3. Results and Discussion
3.1 Effect of Bearing Stiffness
We first examined the sensitivity of the LOA displacement of the driving gear to different bearing stiffness values. The results indicate that for stiffness below 0.5×10⁹ N/m, the response fluctuates significantly. As stiffness increases beyond 1.0×10⁹ N/m, the displacement stabilizes. Consequently, we selected 1.2×10⁹ N/m to avoid excessive sensitivity.
3.2 Influence of Tooth Surface Friction
When tooth friction is included, the mean dynamic meshing force decreases by about 0.6%, but its vibration amplitude increases notably. In the frequency domain, the amplitudes at the meshing frequency \(f_m\) and its second harmonic become larger. Similarly, the dynamic transmission error exhibits a larger peak‑to‑peak value and a higher amplitude at \(f_m\), confirming that friction amplifies the vibration level.
Regarding the displacement response, friction induces a periodic vibration in the OLOA direction of the driving gear, with dominant frequencies at the meshing frequency and its harmonics. In the LOA direction, the amplitude of vibration also increases when friction is considered. This coupling effect is a consequence of the helix angle: the friction force acts in the OLOA direction, but due to the spatial coupling, it also influences the LOA and axial motions. The following figure illustrates the typical excitation path in a helical gear pair.
3.3 Combined Effect of Pitting Spalling and Friction
We compared three cases: healthy gear without friction, pitted gear without friction, and pitted gear with friction. In the time domain, the dynamic transmission error of the pitted gear exhibits distinct impacts at the entry and exit of the spall zone. When friction is further included, the impact amplitude slightly decreases but the overall vibration amplitude increases. In the frequency domain, sidebands appear around the meshing frequency and its harmonics for the pitted gear. These sidebands are characteristic of local tooth faults and become more pronounced with friction.

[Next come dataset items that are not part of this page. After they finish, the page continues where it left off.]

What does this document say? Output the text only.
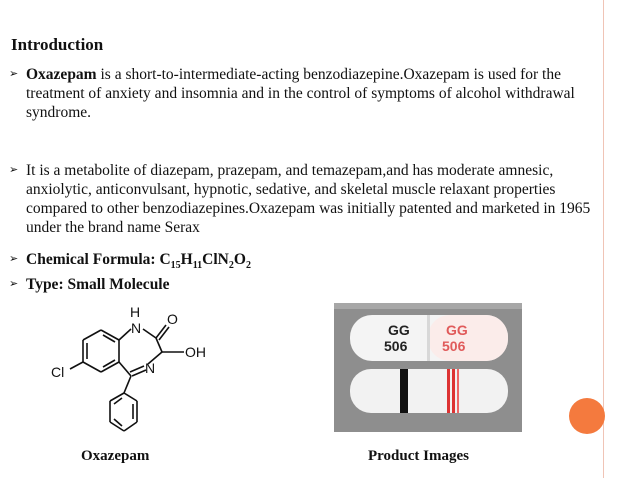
Introduction
➢ Oxazepam is a short-to-intermediate-acting benzodiazepine.Oxazepam is used for the treatment of anxiety and insomnia and in the control of symptoms of alcohol withdrawal syndrome.
➢ It is a metabolite of diazepam, prazepam, and temazepam,and has moderate amnesic, anxiolytic, anticonvulsant, hypnotic, sedative, and skeletal muscle relaxant properties compared to other benzodiazepines.Oxazepam was initially patented and marketed in 1965 under the brand name Serax
➢ Chemical Formula: $C_{15}H_{11}ClN_2O_2$
➢ Type: Small Molecule
H
N
O
OH
Cl	N
GG
506
GG
506
Oxazepam	Product Images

The dynamic meshing force shows a similar trend: sharp impacts appear in the pitting region, and friction enlarges the impact magnitude. The LOA displacement of the driving gear follows the same pattern, indicating that the dynamic mesh force and displacement are closely correlated. A summary of the RMS values for different cases is given below.
| Condition | Dynamic mesh force (kN) | Transmission error (μm) | Driving gear LOA displacement (μm) |
|---|---|---|---|
| Healthy, no friction | 25.4 | 12.1 | 8.7 |
| Pitted, no friction | 26.2 | 13.5 | 9.5 |
| Pitted, with friction | 27.8 | 14.3 | 10.2 |
3.4 Influence of Spalling Size
We varied the spalling length \(l_s\) from 0 mm to 14 mm while keeping the width constant at 5 mm. The results show that the impact magnitude in both the dynamic transmission error and the meshing force increases with spalling length. In the frequency domain, the sideband amplitudes also grow with increasing spalling length. This confirms that larger spalls produce stronger fault signatures. The trend is summarized in the following table.
| Spalling length \(l_s\) (mm) | Peak impact amplitude of mesh force (kN) | Peak impact amplitude of transmission error (μm) | Sideband amplitude at \(f_m\) (kN) |
|---|---|---|---|
| 0 (healthy) | — | — | 0.12 |
| 6 | 2.1 | 1.5 | 0.35 |
| 10 | 3.8 | 2.8 | 0.61 |
| 14 | 5.6 | 4.2 | 0.93 |
4. Conclusion
Based on the analysis of helical gears, we draw the following conclusions:
- Tooth surface friction amplifies the vibration of the dynamic meshing force and increases the dynamic transmission error. Due to the bending‑torsion‑axial coupling inherent in helical gears, friction not only excites OLOA vibrations but also significantly affects the LOA displacement.
- Pitting spalling introduces distinct impacts in the time‑domain responses at the spall entry and exit. The fault signatures become stronger as the spalling length increases. Friction further intensifies the impact amplitudes.
- The proposed lumped‑parameter model effectively captures the coupled effects of friction and pitting spalling, providing a reliable tool for diagnosing early gear faults in helical gear transmissions.
Our findings offer valuable insights into the vibration characteristics of helical gears under realistic operating conditions, aiding the development of condition‑monitoring strategies.